Peinlich fürs Land: Abrissbaukultur

Dass man sich über Schönheit streiten kann, ist das eine, in einem Fachdiskurs aber sollte Schönheit nur eine untergeordnete Rolle spielen. Denn so, wie man danach fragen kann, was Wahrheit sei, kann man das bei der Schönheit in gleicher Weise. Im Diskurs um Abriss oder Erhalt (durch Weiternutzung) gelten längst andere Parameter, oder sollten doch gelten, denn immer noch werden auf kommunaler, Landes- oder auch Bundesebene öffentliche Bauten dem „Rückbau“ anheimgegeben, auch, weil ihnen Schönheit fehle.

So aktuell in Saarbrücken, in welchem das zuständige Finanzministerium das ehemalige Finanzamt zum Abriss bestimmt hat. Der langgestreckte Verwaltungsbau von 1951 – Architekten Rheinstättler/Wundrack – soll am östlichen Ufer der Saar einem Neubau weichen. Der Bau steht unter Denkmalschutz, aber der ist immer revidierbar, zumal dann, wenn eine dem Denkmalschutz übergeordnete Behörde diesen schlicht übergeht; was zu Rücktritten auf Seiten des Landesdenkmalrats geführt hat.

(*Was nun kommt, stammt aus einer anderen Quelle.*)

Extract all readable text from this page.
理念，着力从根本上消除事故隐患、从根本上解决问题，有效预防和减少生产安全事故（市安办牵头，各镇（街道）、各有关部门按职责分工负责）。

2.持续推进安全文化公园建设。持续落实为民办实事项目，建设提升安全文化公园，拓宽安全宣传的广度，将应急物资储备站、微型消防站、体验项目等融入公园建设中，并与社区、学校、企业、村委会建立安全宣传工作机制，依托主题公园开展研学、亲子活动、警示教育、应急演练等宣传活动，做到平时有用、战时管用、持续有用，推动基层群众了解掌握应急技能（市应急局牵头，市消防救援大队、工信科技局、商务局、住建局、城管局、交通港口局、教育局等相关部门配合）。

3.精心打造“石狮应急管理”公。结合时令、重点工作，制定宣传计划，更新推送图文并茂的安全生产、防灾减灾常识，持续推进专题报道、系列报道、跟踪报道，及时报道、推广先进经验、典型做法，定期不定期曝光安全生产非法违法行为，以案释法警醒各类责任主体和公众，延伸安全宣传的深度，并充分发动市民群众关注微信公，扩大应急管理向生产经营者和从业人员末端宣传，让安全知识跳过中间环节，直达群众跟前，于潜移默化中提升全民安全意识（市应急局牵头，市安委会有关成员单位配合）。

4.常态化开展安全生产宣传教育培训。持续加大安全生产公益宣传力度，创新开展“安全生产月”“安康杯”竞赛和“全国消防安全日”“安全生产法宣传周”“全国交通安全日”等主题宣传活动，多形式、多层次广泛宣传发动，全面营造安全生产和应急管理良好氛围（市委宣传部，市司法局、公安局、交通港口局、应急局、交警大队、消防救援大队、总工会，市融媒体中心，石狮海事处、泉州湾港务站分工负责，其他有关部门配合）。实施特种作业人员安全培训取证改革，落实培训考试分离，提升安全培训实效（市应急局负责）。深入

Dass die Eigentümerin für den schlechten – durchaus nicht maroden – Zustand des länger schon leerstehenden Baus verantwortlich ist, wird von ihr nicht thematisiert. Geldmangel stehe einer Sanierung entgegen, andere Projekte bräuchten die Steuergelder nötiger. Was sein mag, aber in keiner Weise für einen Abriss spricht, eher dafür, hier einen Investor für dieses Filetstück zu gewinnen, einen Wettbewerb für eine Umnutzung, ein Weiterbauen auszuloben und damit für die Eigentümerin, das Land, peinliche Petitionen zu verhindern, so wie die, die aktuell der BUND Saarbrücken auf Compact gestartet hat, also der Bund für Umwelt und Naturschutz! Hinter dem ehemaligen und um seine Zukunft bangendem Finanzamt steht mit der Galerie Kaufhof eine weitere Immobilie mit Bedrohungspotenzial. Auch wenn das Kaufhaus zunächst eine Zukunft zu haben scheint – der Standort wurde von den aktuell vorgenommenen Schließungen bundesweit erst einmal ausgenommen – stehen Häuser dieser Art auf der Liste der bedrohten Bautypen.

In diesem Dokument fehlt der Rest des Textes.